To attract a player of his quality was incredible. Players around him visibly lifted. He has brought out the talents they have. The supporters re-energised. Opposition cowed by his presence. I’ve seen every minute of his appearances. Has he been fouled once? I can’t recall. Aura.
We are in the Premier League. We are playing like a Premier League team. We are not scrapping for results. Our one season in the Premier League will be two — or more. We are taken seriously by opposition. Above all, Eriksen has exemplified what the club is now: modest but ambitious. Successful. And thoroughly enjoyable to be part of.
Billy Grant, co-editor of the Beesotted podcast and blog
I remember my late next door neighbour Mike proudly taking me to see Tottenham play a European team at White Hart Lane. I don’t remember much of the game but what I do recall was asking Mike ‘Who is that guy there. He’s pretty good’. It was Christian Eriksen.
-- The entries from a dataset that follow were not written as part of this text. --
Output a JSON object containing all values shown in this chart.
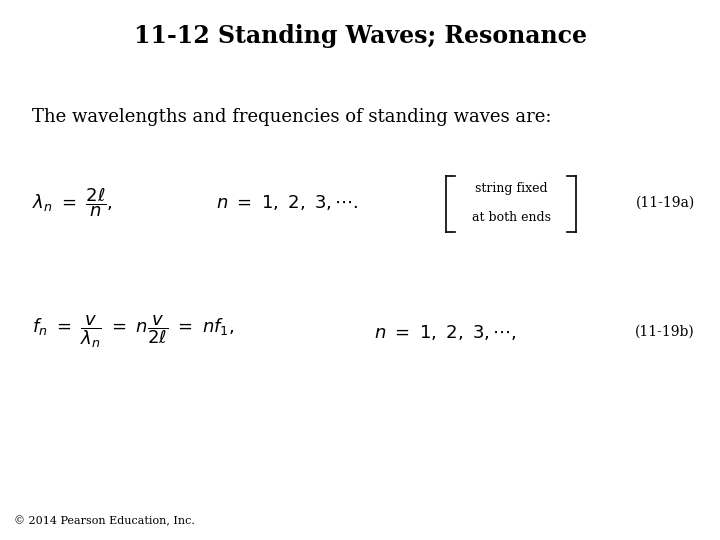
{
  "title": "11-12 Standing Waves; Resonance",
  "subtitle": "The wavelengths and frequencies of standing waves are:",
  "eq1_lhs": "$\\lambda_n \\ = \\ \\dfrac{2\\ell}{n},$",
  "eq1_rhs": "$n \\ = \\ 1, \\ 2, \\ 3, \\cdots.$",
  "eq1_label": "(11-19a)",
  "bracket_line1": "string fixed",
  "bracket_line2": "at both ends",
  "eq2_lhs": "$f_n \\ = \\ \\dfrac{v}{\\lambda_n} \\ = \\ n\\dfrac{v}{2\\ell} \\ = \\ nf_1,$",
  "eq2_rhs": "$n \\ = \\ 1, \\ 2, \\ 3, \\cdots,$",
  "eq2_label": "(11-19b)",
  "footer": "© 2014 Pearson Education, Inc.",
  "bg_color": "#ffffff",
  "text_color": "#000000",
  "title_fontsize": 17,
  "body_fontsize": 13,
  "eq_fontsize": 13,
  "label_fontsize": 10,
  "footer_fontsize": 8
}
He ran the show that day and scored a goal. Never in a million years did I think that the Dane would be pulling on a Brentford shirt less than a decade later.
When the rumours of Eriksen were circling, I refused to get too excited. It was part self-protection. I didn’t want to get my hopes up and then be let down when he decided to go off to Man United or return to Tottenham. But also, it was lodged in the back of my head that players like Eriksen don’t come to Brentford.
As it goes, the Danish connection in TW8 weaved its magic — luring Eriksen to live in Kew. For Brentford fans, this was yet another wonderful episode in a magical story. A story where the final chapter is a lot less obvious than was thought nine months ago.
Eriksen is a class act. But I also believe that he is the perfect fit for Brentford. The Bees have given him room for him to make mistakes without him being lambasted and this has helped him raise his game. A big fish in a relatively small pond, he is able to run the show at Brentford, bringing his very talented team-mates into the game.
His ease on the ball coupled with his ability to pick out a pass has teams clambering for his signature at the end of the season. But whatever happens, this is a win-win for Brentford. If Eriksen signs, we have another season with a world class player at the heartbeat of our team.
And if he doesn’t sign, Brentford now know exactly the type of player we have to sign in the summer to maintain their position at the Premier League next level.